Scoop: Perseverance records the sound of a dust storm on Mars

Scoop: Perseverance records the sound of a dust storm on Mars

Perseverance on Mars.Image: NASA/JPL-Caltech

Like trying to make a phone call while bicycling through the wind. This is what the first recording of a freak storm looks like. However, what seems ordinary upon first hearing is definitely not in reality. After all, the crackling and rustling in the sound syllable comes from about 200 million kilometers away, from a planet other than Earth.

Just as the high-resolution high-resolution images of several generations of Mars rovers have been able to visually transport humanity to the ocher desert plains of Mars, Earthlings now have access to one of the few sounds that break the Martian silence.

This is the first.
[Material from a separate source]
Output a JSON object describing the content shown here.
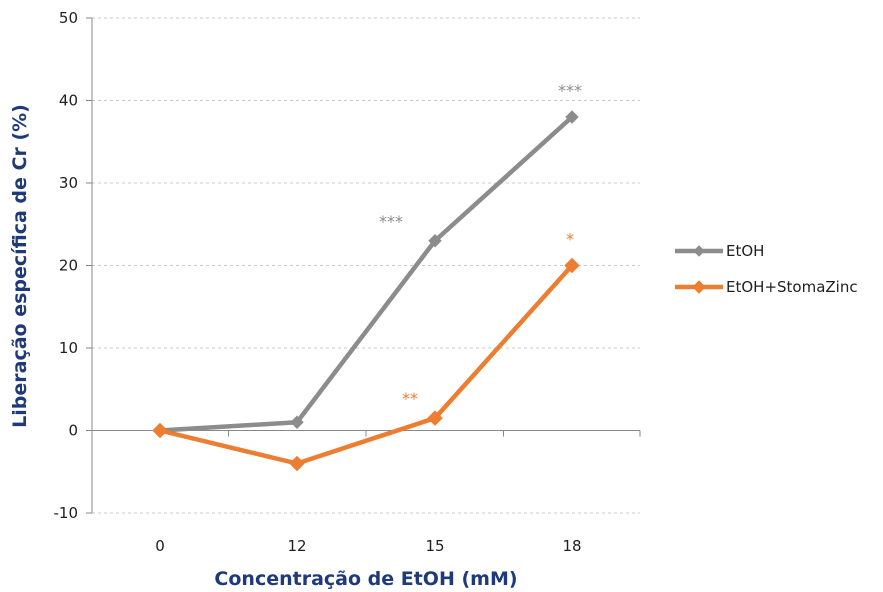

Because although the mics were somewhat persistent winds on our neighboring planet, never heard of such a “storm”. The recording also has scientific value, the researchers wrote in an analysis on Tuesday in the journal Nature Communications.

118 meters

A dust devil wreaked havoc on Sept. 27 at Jezero Crater, the area where US spacecraft roam Mars in search of interesting soil samples that could help reveal the desert planet’s geological history. By pure chance, the boom went right over the rover, so Perseverance could record audio with its SuperCam microphone. Never before has a sound capture tool like this alien howl. In addition, the Mars rover watched the dust storm with its navigation camera, and with sensors intended to measure the environment.

After analyzing all the measurement data collected in this way, the dust devil was estimated to be 25 meters wide, about ten times the width of the rover itself, and at least 118 meters high. As it passed over Perseverance, the boom was moving across the surface at 11 miles per hour. On the basis of the audible effects produced by the dust trunk and abrasive wind, the car can then roughly determine how often it hits the collected grains of sand. This is important, because the effects of Martian dust are one of the main causes of equipment wear on the Red Planet.

These “dust devils,” as they are called in the United States, are common in Jezero Crater. So scientists hope to encounter more of these types of weapons with the Mars rover in the future. By comparing different images of the dust devils, they hope to build a more comprehensive analysis of how Martian meteorology generates the devils, including determining the role of the surrounding landscape and prevailing temperature. In this way, they also hope to be able to predict larger dust storms, like the one that swept the planet around 2018. And the end of the Mars rover Opportunity.